A unified approach for the free vibration analysis of an elastically supported immersed uniform beam carrying an eccentric tip mass with rotary inertia

Abstract

Although an immersed beam with elastic support and fixed support are usually tackled, separately, to simplify the procedures of analysis, a unified approach will be more convenient for the computer programming in the computer method. The purpose of this paper is to use a unified approach to determine the “exact” lowest several natural frequencies and the associated mode shapes of the (partially or fully) immersed beam in both the elastic- and fixed-support conditions.

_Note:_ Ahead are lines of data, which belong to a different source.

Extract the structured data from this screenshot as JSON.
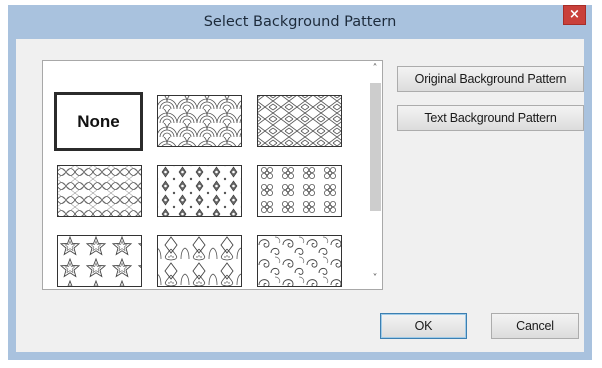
{
  "dialog": {
    "title": "Select Background Pattern",
    "close_glyph": "×"
  },
  "patterns": {
    "none_label": "None",
    "items": [
      "none",
      "fish-scale",
      "diamond-lattice",
      "wave-lattice",
      "floral-diamond",
      "knot-motif",
      "stars",
      "card-suits",
      "swirl"
    ],
    "selected": "None"
  },
  "scrollbar": {
    "up_glyph": "˄",
    "down_glyph": "˅"
  },
  "buttons": {
    "original_pattern": "Original Background Pattern",
    "text_pattern": "Text Background Pattern",
    "ok": "OK",
    "cancel": "Cancel"
  }
}
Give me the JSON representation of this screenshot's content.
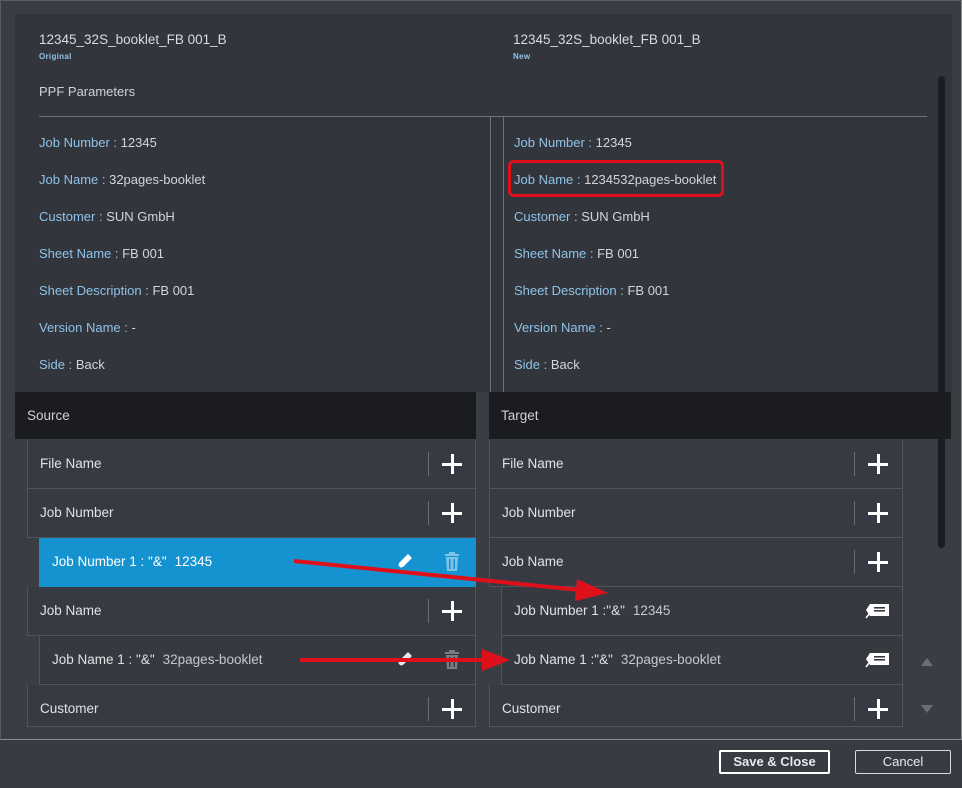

Furthermore, by modeling the distributed added mass along the immersed part of the beam with a number of concentrated added masses, a point added mass method (PAM) incorporated with the mode-superposition approach is also presented to determine the “approximate” lowest several natural frequencies and the associated mode shapes of the last two types of immersed beam. It is unlike most of the vibrating systems with their boundary conditions independent on the eigenvalues that the boundary conditions of the current immersed beam are frequency dependent due to the existence of frequency-dependent boundary inertial forces and moments. Since the last frequency-dependent boundary conditions significantly affect the orthogonal condition of the mode shapes and so do the applicability of the mode-superposition approach for the vibration analysis, the theory regarding the orthogonal condition for the mode shapes of the current vibrating system will be one of the key points in this paper. The numerical results have been compared with the existing information or the results of finite element method and a good agreement is achieved. Furthermore, to check the last theoretical results, several model tests are also carried out on the scale models of the fixed and elastically supported towers and reasonable agreement is obtained.